Gravity gradient can only convert any available potential energy, due to the satellite's orientation, into kinetic and thus alter the angular velocity. Amount of angular momentum here is limited and often will be quite small, especially on a CubeSat like ParkinsonSat. At best, slight attitude oscillation can be expected from this effect, which is not of interest for this question.

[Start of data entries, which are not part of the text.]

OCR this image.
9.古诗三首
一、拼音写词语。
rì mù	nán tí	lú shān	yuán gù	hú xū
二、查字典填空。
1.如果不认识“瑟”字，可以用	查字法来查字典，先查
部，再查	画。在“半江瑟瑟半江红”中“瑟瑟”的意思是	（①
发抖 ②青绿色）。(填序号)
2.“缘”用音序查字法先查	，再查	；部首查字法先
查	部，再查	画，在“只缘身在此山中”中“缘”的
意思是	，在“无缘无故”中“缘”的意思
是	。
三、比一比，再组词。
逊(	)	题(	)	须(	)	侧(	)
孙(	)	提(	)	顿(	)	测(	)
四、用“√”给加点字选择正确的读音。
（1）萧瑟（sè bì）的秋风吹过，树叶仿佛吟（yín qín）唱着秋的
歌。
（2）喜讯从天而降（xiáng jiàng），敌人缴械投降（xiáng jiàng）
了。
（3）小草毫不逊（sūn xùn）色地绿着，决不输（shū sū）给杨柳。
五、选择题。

Interaction with the Earth's geomagnetic field is complicated to account for as it varies with the orbit and the position in the orbit. ParkinsonSat did not use magnetic actuators to reach its spin state and this attitude disturbance source can will be at first ignored.
Therefore, taking solar pressure and atmospheric drag effects, we can find terminal velocity dependent on the orbit altitude. Terminal velocity is achieved when solar pressure and atmospheric drag torques cancel each other out. Following figure presents calculated torques.
With the orbital period of 95 minutes, the altitude is about 400 km and terminal velocity should be reached at around 80 RPM. However, this analysis is done without much knowledge of the ParkinsonSat, I had to estimate a whole lot from the available pictures. Still, I would expect that this is precise within 20% error margins.
Few conclusions given this analysis:
- It is unlikely that the ParkinsonSat reached its 6 RPM spin in 15 days due to the solar pressure disturbance. Even on their web site they state that they over did it. I can only guess that means it did not fit their designs either.
- Atmospheric drag is insignificant for satellite dynamics at around 15 RPM.
- Remaining torque source, which could explain the reached spin is geomagnetic field. ParkinsonSat was not designed to use this for its spin, but making sure your satellite is not affected by the geomagnetic field can take significant effort. Often the current from solar cells can induce dipole moment when the satellite is in the Sun. This corresponds with the observations and can be confused with the solar pressure torque. Quick calculation: 4 solar cells each producing about 2 W at 0.5 V, connected in series outputs (4x2)/(4x0.5) = 4 A current. Wire loop area of one solar panel could be maybe 50 mm^2, giving a dipole moment of 0.02 Am^2. With an average field strenght of 10 uT, we get torque of 0.2 uNm. Roughly 200 times stronger than the solar pressure torque. Of course, there are many other factors to consider, as this torque is not constant and depends on the magnetic field direction and would provide torque around other axes too. Still, axis of minor principal moments of inertia is favored, firstly because it is easier to spin around this axis, and secondly because that axis gets torque from all four solar panels, while the other two axes have to split panels two and two.